Hashrate Data Shows China Back in Mining Spotlight After Years Underground
China’s Bitcoin mining industry, which was thought to be crushed after the sweeping 2021 ban, is quietly reassembling itself on a massive scale.
By late October 2025, new estimates suggest the country had surged back to roughly 14% of global hashrate, reclaiming its position as the world’s third-largest mining hub – despite operating almost entirely outside official approval.
The revival underscores a truth the crackdown never erased: China’s enormous energy overproduction, idle computing infrastructure, and well-connected mining networks were never dismantled; they simply went dark and waited for the right moment to re-emerge.
Ultra-cheap electricity remains the backbone of this comeback. Regions like Xinjiang generate far more power than they can use or export, creating pockets of energy priced low enough for miners to operate quietly through informal deals or discreet data center partnerships. At the same time, a nationwide glut of underutilized data centers – built during an earlier investment boom – has created ideal environments for miners. These facilities, rich in cooling capacity and often half-empty, provide miners both operational efficiency and a degree of invisibility.
Soaring Bitcoin prices over the past year have only accelerated the trend. With mining profitability rising sharply, small operators and larger groups alike have reactivated dormant facilities or secured new locations under the radar.

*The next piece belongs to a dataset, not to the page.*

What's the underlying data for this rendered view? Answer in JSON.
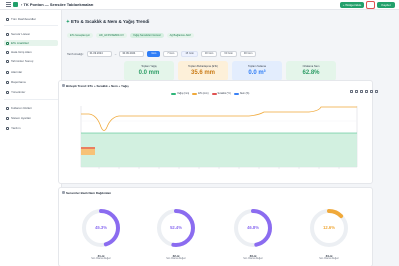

There are also signs that the regulatory climate has subtly shifted. While Beijing has not formally reversed the 2021 prohibition, enforcement has softened, and Hong Kong’s pro-crypto pivot – complete with spot ETF approvals and a stablecoin regulatory framework – suggests a growing tolerance for digital assets within the broader Chinese policy sphere. These softer signals have given underground miners more room to operate without the sweeping raids seen in previous years.
Data from Hashrate Index now confirms China’s mining return, placing it at 14% of global output after having been declared nearly erased just a few years earlier. Meanwhile, mining manufacturer Canaan reports a sharp rebound in domestic sales, with China once again accounting for more than half of its global revenue in Q2 – a sign that miners are not only active but reinvesting heavily.
Despite an official ban still on the books, Bitcoin mining in China never truly died. It adapted, dispersed, and moved into the shadows – and now, buoyed by strong economics and a looser regulatory atmosphere, it is rising once again.